Half of USPS Executives Will be Retirement Eligible in Three Years
Postal Service is looking to improve its leadership succession program.
The U.S. Postal Service will soon have to replace a large number of its executives, according to a new audit, and it could be doing a better job cultivating its leadership pipeline.
USPS’ Corporate Succession Planning program has identified many best practices, the agency’s inspector general found. Many managers, however, were not properly prioritizing the initiative, leading to employees who are ill prepared to fill in leadership positions.
The development program aims to detect top performers and mentor them into upcoming vacancies. More than one in three USPS executives were eligible to retire in fiscal 2012, and that number will grow to nearly half of all top supervisors by 2017. The agency has succeeded in providing active support to potential successors, connecting them to strategic planning, searching early and often for top talent, and addressing challenges such as diversity and retention.
In some instances, however, managers were not paying enough attention to their mentees.

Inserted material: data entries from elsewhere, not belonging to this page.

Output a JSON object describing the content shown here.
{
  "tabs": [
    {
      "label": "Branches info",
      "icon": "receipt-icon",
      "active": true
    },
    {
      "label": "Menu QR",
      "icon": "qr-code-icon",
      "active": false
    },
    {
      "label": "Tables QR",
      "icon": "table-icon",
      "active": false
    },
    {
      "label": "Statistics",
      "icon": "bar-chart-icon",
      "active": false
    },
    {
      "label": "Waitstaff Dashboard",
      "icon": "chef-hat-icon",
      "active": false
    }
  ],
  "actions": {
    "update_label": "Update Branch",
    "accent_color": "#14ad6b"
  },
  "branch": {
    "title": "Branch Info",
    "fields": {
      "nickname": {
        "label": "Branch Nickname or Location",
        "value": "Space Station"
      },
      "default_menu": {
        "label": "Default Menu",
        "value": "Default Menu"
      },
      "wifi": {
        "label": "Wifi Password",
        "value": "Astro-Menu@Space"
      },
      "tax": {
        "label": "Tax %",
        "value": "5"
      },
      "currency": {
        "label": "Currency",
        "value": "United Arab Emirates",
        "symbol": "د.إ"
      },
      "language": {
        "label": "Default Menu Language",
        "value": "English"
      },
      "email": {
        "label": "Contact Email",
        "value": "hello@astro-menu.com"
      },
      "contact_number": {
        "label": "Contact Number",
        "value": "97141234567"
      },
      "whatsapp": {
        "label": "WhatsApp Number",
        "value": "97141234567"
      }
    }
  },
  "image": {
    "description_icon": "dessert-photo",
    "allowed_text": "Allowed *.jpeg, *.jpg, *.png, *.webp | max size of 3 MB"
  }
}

About 17 percent of managers were not approving their potential successors’ development activities, the IG found.
The age of the potential successors themselves presented another issue with the program, according to the report. Three in 10 are eligible to retire today and nearly three in four will be eligible in the next seven years.
The Postal Service generally assesses the state of its leadership pipeline every two years, but decided in January to conduct a review halfway through the current cycle so it could “make appropriate adjustments” to address retirement concerns. USPS also agreed with an IG recommendation to put greater controls on managers to ensure they track and approve their potential replacements’ development plans “in a timely manner.”